話は雑学ちっくで興味深いものが多いのだが、そもそもが雑誌の連載をまとめた本らしくまとまりにかける。理論の体系を学ぶための本というよりかは、進化心理学に興味を持った一般人のためのエッセイに近い。
人
脳の性差:乱婚型の生物よりも、一夫一妻制の生き物の方が脳の容積が大きい。人間の男は一般に三原色でものを見、女は四原色から五原色など男よりも多色な世界に生きている。男は遺伝子を多量にばらまくよう生殖戦略を取り、女は自己複製子を確実に残せる相手を選ぶよう行動する。男は英雄的行為を取る際、性別や年齢を重要視しないが、女性は自分の子供に対してそれをとる傾向が強い。一夫一妻制は維持にコストがかかるため、生涯を過ごすために値する相手か、それを見分けることに重点が置かれる。乱婚型の生物よりも脳は成長していった。

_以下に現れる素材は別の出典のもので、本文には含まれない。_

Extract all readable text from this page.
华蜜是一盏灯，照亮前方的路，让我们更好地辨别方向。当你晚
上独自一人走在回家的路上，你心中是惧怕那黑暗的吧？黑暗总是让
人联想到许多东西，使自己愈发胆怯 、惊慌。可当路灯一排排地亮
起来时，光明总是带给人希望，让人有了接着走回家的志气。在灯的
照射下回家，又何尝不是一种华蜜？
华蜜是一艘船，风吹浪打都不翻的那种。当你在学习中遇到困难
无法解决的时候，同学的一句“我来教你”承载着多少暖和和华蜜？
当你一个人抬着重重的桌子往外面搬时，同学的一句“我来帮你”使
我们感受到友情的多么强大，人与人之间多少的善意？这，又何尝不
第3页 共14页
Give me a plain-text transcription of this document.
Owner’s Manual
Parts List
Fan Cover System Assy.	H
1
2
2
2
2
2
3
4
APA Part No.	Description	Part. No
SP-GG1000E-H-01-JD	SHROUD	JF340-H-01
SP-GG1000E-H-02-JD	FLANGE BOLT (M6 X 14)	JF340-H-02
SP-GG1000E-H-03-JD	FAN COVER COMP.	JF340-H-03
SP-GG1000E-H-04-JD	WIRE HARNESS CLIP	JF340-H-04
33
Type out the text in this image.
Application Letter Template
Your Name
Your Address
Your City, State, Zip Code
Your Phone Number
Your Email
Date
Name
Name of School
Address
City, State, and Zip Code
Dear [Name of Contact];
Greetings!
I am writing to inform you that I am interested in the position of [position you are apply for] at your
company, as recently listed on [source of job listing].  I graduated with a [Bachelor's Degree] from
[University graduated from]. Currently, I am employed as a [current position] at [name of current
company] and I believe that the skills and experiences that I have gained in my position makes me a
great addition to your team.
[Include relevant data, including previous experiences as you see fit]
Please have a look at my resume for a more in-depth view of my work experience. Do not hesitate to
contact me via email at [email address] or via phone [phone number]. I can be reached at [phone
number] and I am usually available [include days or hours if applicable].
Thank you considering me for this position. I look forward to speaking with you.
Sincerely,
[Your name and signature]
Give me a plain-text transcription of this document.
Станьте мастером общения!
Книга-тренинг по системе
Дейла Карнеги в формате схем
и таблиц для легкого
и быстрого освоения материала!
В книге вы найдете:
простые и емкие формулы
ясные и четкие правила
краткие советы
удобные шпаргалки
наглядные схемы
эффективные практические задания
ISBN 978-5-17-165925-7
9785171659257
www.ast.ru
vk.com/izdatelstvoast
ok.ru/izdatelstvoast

ダンバー数:気の置けない友達の数は150人程度まで。軍隊組織、狩猟民族の集団、注目しあえる学者間の数、会社の運営人数など、もろもろ150~200人の間が効率よく動ける限界。人がメンタルライジングを駆使できる限界数。
つながり:毛づくろいが言語に進化。言語、方言、趣味、噂話、物語などミームの共通項、人とのつながりのなかで生まれるふれあいが人との信頼性を高める。笑いのエンドルフィン、ふれあい、キス(MHCの相性、血縁淘汰説)、体臭(アンデスタジエノン、イヌイットのキス)、ハグ、会話。信頼ホルモン、オキシトシンの分泌。
ハンディキャップ理論:音楽、ユーモア。。
性:亀やワニは卵がかえるときの周囲の気温で性別が決まる。ミツバチのオスは無精卵から生まれるので1セットだけ。サンゴ礁を墨かとするベラ科の魚は、社会的な状況で性別が決まる。はじめは全員メス。オスがいない状況ではオスに。それが死ぬと他のメスが雄に。地中海に生息するボネリムシ。幼生は雌の体内に定着してオスに変化し、そのまま一生をメスの中ですごす。